本日の「パワハラ防止法」施行により、企業はパワハラについての相談窓口を定め労働者に周知することや、パワハラ相談があったときに事実関係を迅速正確に確認すること、被害者、加害者に対する適切な措置、パワハラ相談をしたことを理由とする不利益な取り扱いの禁止など、パワハラに適切に対応するために雇用管理上必要な措置を講じることが義務づけられました(中小企業では2年後の2022年4月まで猶予)。

この法改正により、パワハラ防止のために企業は今後さまざまな取り組みを行うことを余儀なくされ、またパワハラ防止措置を怠っている企業に対しては行政指導や企業名の公表も可能となりますから、より安全に安心して皆が暮らしやすい世の中になるステップといえるでしょう。喜ばしいことです。

ただ、実際のところ職場でパワハラに遭って自尊心を深く傷つけられたり、仕事に行きにくいという事態に直面したとき、労働局やハローワークの無料相談窓口に行っても親身に相談に乗ってもらえなかったとか、あるいは話は寄り添って聞いてくれたけれども具体的に解決に進展しなかったという方が、めぐりめぐって行政書士法人ひとみ綜合法務事務所にご相談に行き着いたケースは少なくありません。

行政書士は、行政法に定められた官公署等への手続きや、権利義務、事実証明(内容証明など)関係書類などに関する、法律と実務の専門家です。

行政書士法人ひとみ綜合法務事務所は、国民の皆さんに身近な、敷居の低い街の法律家として、生活を送る上での実質的な利便に資するよう全力で日々スタッフ一丸となって取り組んでいます。

本日施行パワハラ防止法~いじめの法的責任と急増し続ける生活保護申請”へ2件のコメント

  1. アバター 福岡県H.S様 より:

    毎日のお仕事お疲れ様です。

    このブログを拝読しまして、もう少し早く三木先生にお会いできてれば、と痛感しました。
    私も在職中に陰湿なパワハラを受けてました。
    私の足の病気は実に3000人に一人くらいの割合で発症するなかなかの難病で世間ではほとんど知られてなく理解してもらえません。
    長く歩くと激痛で立てないほどに辛く、でもだましだまししのいでましたが上司は話してもわかってもらえずただやる気がないと言われてほんとに辛い日々でした。会社の隅の会議室で密室状態でその上司ともう一人の上司と二人がかりでやる気がないなら仕事はさせない❗と攻め立てられました。必死に話を聞いて欲しいと訴えましたが全ては私が悪いと押さえつけられてしまいました。不思議なことにあまりにも言われ続けてるとほんとは私が悪いのかなと思ってきてしまうんです。
    今でも時々思い出して辛くなります。
    そのころはパワハラがあまり浸透してなかったし。

    そのシングルマザーの方、お辛かったと思います。あまりの理不尽さに悔しかったでしょうね。
    ブログに書かれていたとおり辛い思いをしてそれを誰にも言えない人はたくさんいるでしょうね。
    私もそんな嫌な過去は忘れてしまいたいんですが、なかなか、ですね。

  2. 特定行政書士三木ひとみ 特定行政書士三木ひとみ より:

    HS様、いつもコメントをお送りいただいてありがとうございます。皆さんお辛い思いをされたことほど、表に出しませんから(特に知っている人には弱いところを見せられないのかもしれませんね)HS様の率直なコメントに勇気をもらっているというお客様から個別にメールを頂くことも多々あります。(皆さんコメントを書くことには勇気がいるようで、行政書士宛てにメールをお送りくださいます。)

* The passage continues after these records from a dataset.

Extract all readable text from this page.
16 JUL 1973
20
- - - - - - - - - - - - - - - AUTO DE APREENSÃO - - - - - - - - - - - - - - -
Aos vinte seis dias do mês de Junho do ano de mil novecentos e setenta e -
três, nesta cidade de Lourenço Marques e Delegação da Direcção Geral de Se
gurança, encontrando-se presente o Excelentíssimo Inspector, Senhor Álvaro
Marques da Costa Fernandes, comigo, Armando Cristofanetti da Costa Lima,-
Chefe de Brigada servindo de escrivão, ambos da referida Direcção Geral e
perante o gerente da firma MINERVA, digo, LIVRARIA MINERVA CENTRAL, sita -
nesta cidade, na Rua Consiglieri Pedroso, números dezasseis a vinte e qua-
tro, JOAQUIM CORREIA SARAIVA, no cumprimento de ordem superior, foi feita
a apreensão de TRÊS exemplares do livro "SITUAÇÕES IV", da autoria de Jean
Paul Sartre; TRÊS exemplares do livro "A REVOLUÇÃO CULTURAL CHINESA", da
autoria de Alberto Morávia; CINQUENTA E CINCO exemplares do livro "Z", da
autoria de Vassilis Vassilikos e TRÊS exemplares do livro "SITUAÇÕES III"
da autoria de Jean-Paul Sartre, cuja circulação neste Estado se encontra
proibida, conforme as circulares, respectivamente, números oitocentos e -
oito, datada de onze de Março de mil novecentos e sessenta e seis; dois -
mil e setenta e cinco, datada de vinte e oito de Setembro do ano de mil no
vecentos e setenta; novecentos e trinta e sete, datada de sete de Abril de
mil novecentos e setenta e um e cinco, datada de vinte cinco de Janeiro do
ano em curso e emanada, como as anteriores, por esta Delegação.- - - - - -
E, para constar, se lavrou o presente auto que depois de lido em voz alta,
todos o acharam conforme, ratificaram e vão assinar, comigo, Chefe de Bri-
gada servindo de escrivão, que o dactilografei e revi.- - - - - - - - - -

    東京商工リサーチによると、新型コロナウィルス関連の企業倒産数は200件をついに超え、正社員だったのに会社がなくなってしまった人が8千人近くに上っています。特にパート、アルバイトなど非正規従業員については、仕事が出来る人だけ残す、というやむを得ないけれども想像すると心が痛む厳しい雇用状況があります。

    かといって、コロナ休業から営業再開してみれば、都内の感染者増により都民に警戒を呼び掛ける『東京アラート』が発動されました。本当に厳しい時代の到来といえますが、こういうときだからこそ、お互いに思いやりを持って、優しい心でありたいものですね。